Currents and Superpotentials in classical gauge invariant theories I. Local results with applications to Perfect Fluids and General Relativity

TL;DR

This paper extends Noether's conservation laws in gauge theories, introduces an affine action for gravity, compares superpotentials, and applies these ideas to fluid vorticity, proposing a new forcing rule for helicity manipulation.

Contribution

It develops a gauge-invariant framework for conservation laws, introduces an affine action for gravity, and applies these concepts to fluid dynamics with a novel forcing rule.

Findings

Comparison of gravity superpotentials based on boundary conditions

Identification of subgroups responsible for bulk charges in fluids

Proposal of a new forcing rule for helicity control

Abstract

E. Noether's general analysis of conservation laws has to be completed in a Lagrangian theory with local gauge invariance. Bulk charges are replaced by fluxes of superpotentials. Gauge invariant bulk charges may subsist when distinguished one-dimensional subgroups are present.

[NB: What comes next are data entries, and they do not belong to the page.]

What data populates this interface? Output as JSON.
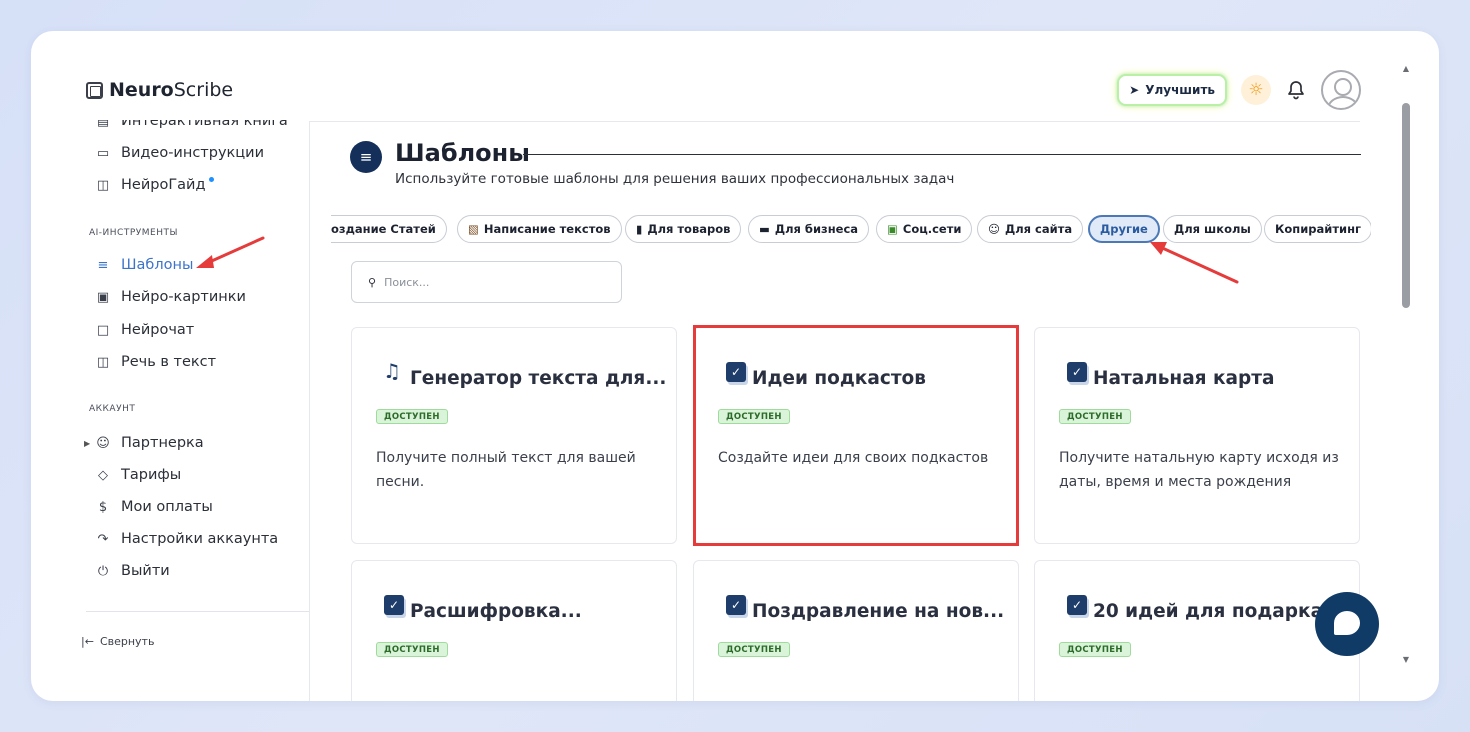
{
  "app": {
    "logo_bold": "Neuro",
    "logo_rest": "Scribe",
    "upgrade_label": "Улучшить"
  },
  "sidebar": {
    "top_items": [
      {
        "label": "Интерактивная книга",
        "icon": "book-icon"
      },
      {
        "label": "Видео-инструкции",
        "icon": "video-icon"
      },
      {
        "label": "НейроГайд",
        "icon": "guide-icon"
      }
    ],
    "section_ai": "AI-ИНСТРУМЕНТЫ",
    "ai_items": [
      {
        "label": "Шаблоны",
        "icon": "layers-icon",
        "active": true
      },
      {
        "label": "Нейро-картинки",
        "icon": "image-icon"
      },
      {
        "label": "Нейрочат",
        "icon": "chat-icon"
      },
      {
        "label": "Речь в текст",
        "icon": "headphones-icon"
      }
    ],
    "section_account": "АККАУНТ",
    "account_items": [
      {
        "label": "Партнерка",
        "icon": "users-icon"
      },
      {
        "label": "Тарифы",
        "icon": "tag-icon"
      },
      {
        "label": "Мои оплаты",
        "icon": "dollar-icon"
      },
      {
        "label": "Настройки аккаунта",
        "icon": "login-icon"
      },
      {
        "label": "Выйти",
        "icon": "power-icon"
      }
    ],
    "collapse_label": "Свернуть"
  },
  "main": {
    "title": "Шаблоны",
    "subtitle": "Используйте готовые шаблоны для решения ваших профессиональных задач",
    "tabs": [
      {
        "label": "оздание Статей"
      },
      {
        "label": "Написание текстов"
      },
      {
        "label": "Для товаров"
      },
      {
        "label": "Для бизнеса"
      },
      {
        "label": "Соц.сети"
      },
      {
        "label": "Для сайта"
      },
      {
        "label": "Другие",
        "active": true
      },
      {
        "label": "Для школы"
      },
      {
        "label": "Копирайтинг"
      }
    ],
    "search_placeholder": "Поиск...",
    "cards": [
      {
        "title": "Генератор текста для...",
        "badge": "ДОСТУПЕН",
        "desc": "Получите полный текст для вашей песни.",
        "icon": "music-icon"
      },
      {
        "title": "Идеи подкастов",
        "badge": "ДОСТУПЕН",
        "desc": "Создайте идеи для своих подкастов",
        "icon": "checkbox-icon"
      },
      {
        "title": "Натальная карта",
        "badge": "ДОСТУПЕН",
        "desc": "Получите натальную карту исходя из даты, время и места рождения",
        "icon": "checkbox-icon"
      },
      {
        "title": "Расшифровка...",
        "badge": "ДОСТУПЕН",
        "desc": "",
        "icon": "checkbox-icon"
      },
      {
        "title": "Поздравление на нов...",
        "badge": "ДОСТУПЕН",
        "desc": "",
        "icon": "checkbox-icon"
      },
      {
        "title": "20 идей для подарка",
        "badge": "ДОСТУПЕН",
        "desc": "",
        "icon": "checkbox-icon"
      }
    ]
  },
  "colors": {
    "accent": "#3c74c9",
    "annotation_red": "#e53b3b",
    "badge_green": "#d9f4d8",
    "navy": "#0f3b66"
  }
}
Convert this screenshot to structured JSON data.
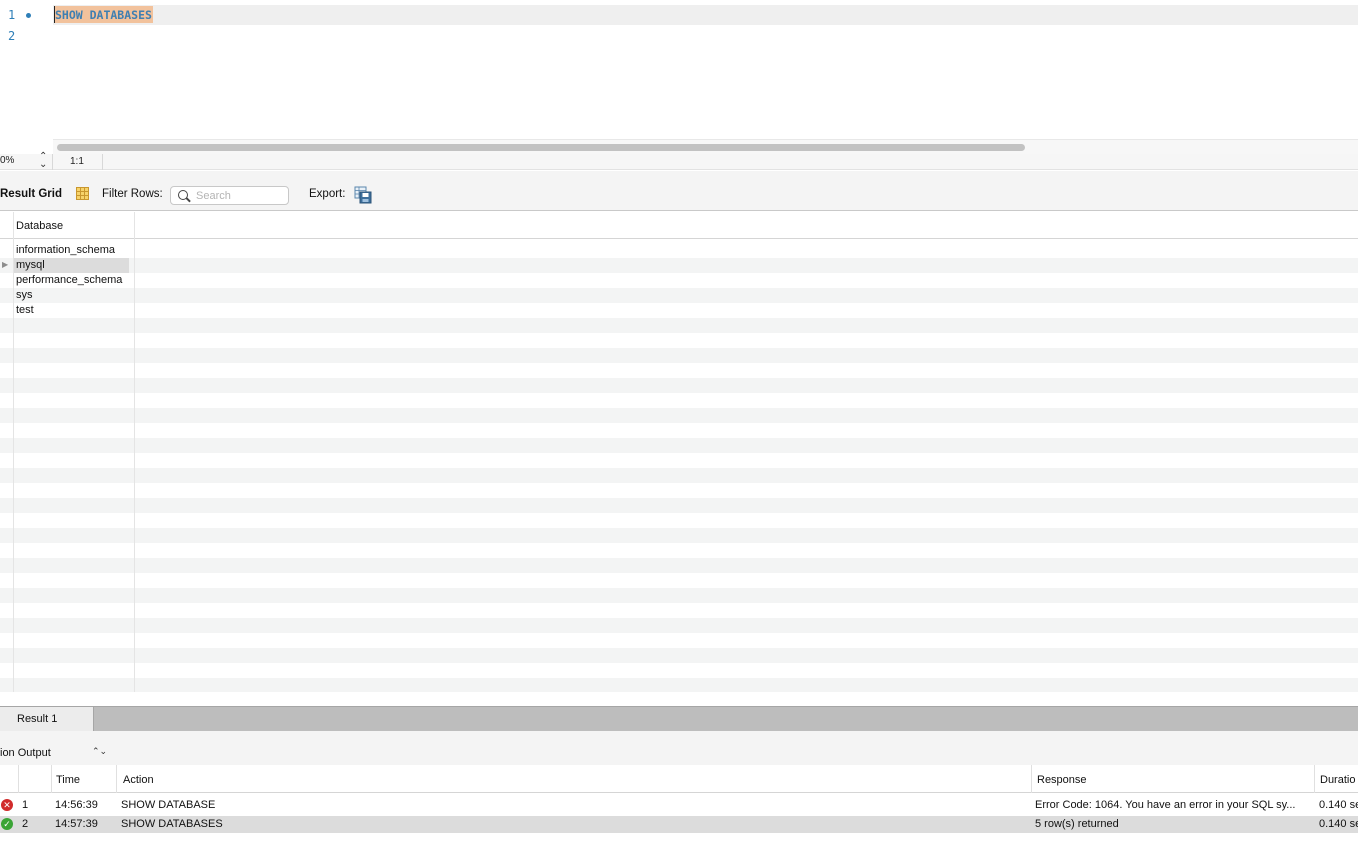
{
  "editor": {
    "line_numbers": [
      "1",
      "2"
    ],
    "sql": "SHOW DATABASES"
  },
  "statusbar": {
    "zoom": "0%",
    "cursor_position": "1:1"
  },
  "result_toolbar": {
    "result_grid_label": "Result Grid",
    "filter_rows_label": "Filter Rows:",
    "search_placeholder": "Search",
    "export_label": "Export:"
  },
  "grid": {
    "columns": [
      "Database"
    ],
    "rows": [
      "information_schema",
      "mysql",
      "performance_schema",
      "sys",
      "test"
    ],
    "selected_row": "mysql"
  },
  "result_tabs": [
    {
      "label": "Result 1",
      "active": true
    }
  ],
  "output": {
    "selector_label": "ion Output",
    "columns": {
      "time": "Time",
      "action": "Action",
      "response": "Response",
      "duration": "Duratio"
    },
    "rows": [
      {
        "status": "error",
        "index": "1",
        "time": "14:56:39",
        "action": "SHOW DATABASE",
        "response": "Error Code: 1064. You have an error in your SQL sy...",
        "duration": "0.140 se"
      },
      {
        "status": "success",
        "index": "2",
        "time": "14:57:39",
        "action": "SHOW DATABASES",
        "response": "5 row(s) returned",
        "duration": "0.140 se"
      }
    ]
  },
  "colors": {
    "keyword_text": "#3f7fb1",
    "selection_highlight": "#f2c29c",
    "line_number": "#2e7fb8",
    "error": "#d12b2b",
    "success": "#3aa435"
  }
}
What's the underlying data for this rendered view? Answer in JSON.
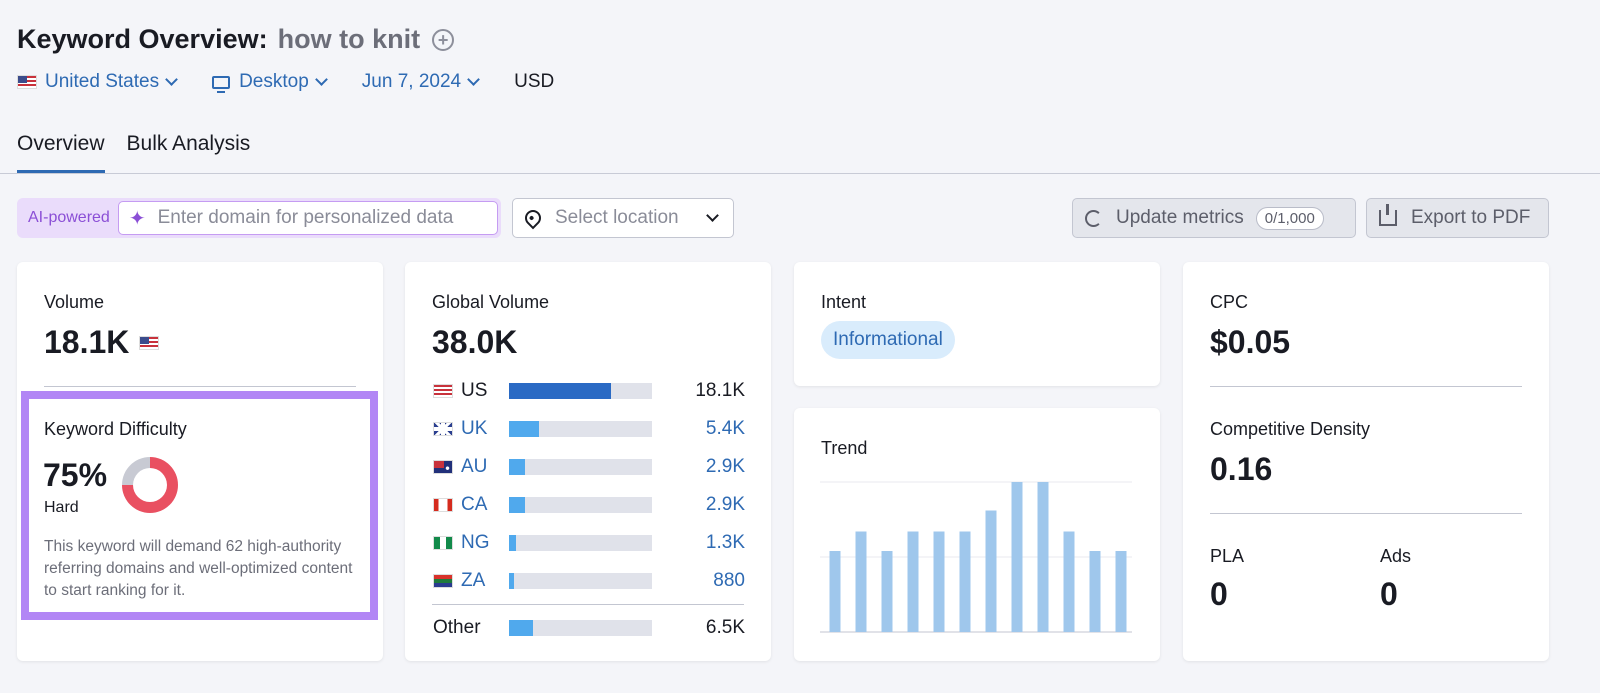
{
  "header": {
    "title": "Keyword Overview:",
    "keyword": "how to knit",
    "filters": {
      "country": "United States",
      "device": "Desktop",
      "date": "Jun 7, 2024",
      "currency": "USD"
    }
  },
  "tabs": [
    {
      "label": "Overview",
      "active": true
    },
    {
      "label": "Bulk Analysis",
      "active": false
    }
  ],
  "toolbar": {
    "ai_label": "AI-powered",
    "domain_placeholder": "Enter domain for personalized data",
    "location_placeholder": "Select location",
    "update_label": "Update metrics",
    "update_count": "0/1,000",
    "export_label": "Export to PDF"
  },
  "volume": {
    "label": "Volume",
    "value": "18.1K"
  },
  "kd": {
    "label": "Keyword Difficulty",
    "value": "75%",
    "percent": 75,
    "level": "Hard",
    "description": "This keyword will demand 62 high-authority referring domains and well-optimized content to start ranking for it."
  },
  "global_volume": {
    "label": "Global Volume",
    "value": "38.0K",
    "countries": [
      {
        "code": "US",
        "value": "18.1K",
        "share": 0.476,
        "color": "#2a6ac4",
        "link": false
      },
      {
        "code": "UK",
        "value": "5.4K",
        "share": 0.142,
        "color": "#50a9ed",
        "link": true
      },
      {
        "code": "AU",
        "value": "2.9K",
        "share": 0.076,
        "color": "#50a9ed",
        "link": true
      },
      {
        "code": "CA",
        "value": "2.9K",
        "share": 0.076,
        "color": "#50a9ed",
        "link": true
      },
      {
        "code": "NG",
        "value": "1.3K",
        "share": 0.034,
        "color": "#50a9ed",
        "link": true
      },
      {
        "code": "ZA",
        "value": "880",
        "share": 0.023,
        "color": "#50a9ed",
        "link": true
      }
    ],
    "other": {
      "label": "Other",
      "value": "6.5K",
      "share": 0.171
    }
  },
  "intent": {
    "label": "Intent",
    "value": "Informational"
  },
  "trend": {
    "label": "Trend",
    "values": [
      0.54,
      0.67,
      0.54,
      0.67,
      0.67,
      0.67,
      0.81,
      1.0,
      1.0,
      0.67,
      0.54,
      0.54
    ]
  },
  "cpc": {
    "label": "CPC",
    "value": "$0.05"
  },
  "competitive_density": {
    "label": "Competitive Density",
    "value": "0.16"
  },
  "pla": {
    "label": "PLA",
    "value": "0"
  },
  "ads": {
    "label": "Ads",
    "value": "0"
  },
  "colors": {
    "link_blue": "#2e6ab3",
    "accent_purple": "#b286f5",
    "kd_red": "#e95061",
    "trend_bar": "#9fc7ec"
  }
}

As a first illustration we propose a new {\it Affine action} that reduces to General Relativity upon gauge fixing the dilatation (Weyl 1918 like) part of the connection and elimination of auxiliary fields. It allows a comparison of most gravity superpotentials and we discuss their selection by the choice of boundary conditions. A second and independent application is a geometrical reinterpretation of the convection of vorticity in barotropic nonviscous fluids. We identify the one-dimensional subgroups responsible for the bulk charges and thus propose an impulsive forcing for creating or destroying selectively helicity. This is an example of a new and general Forcing Rule.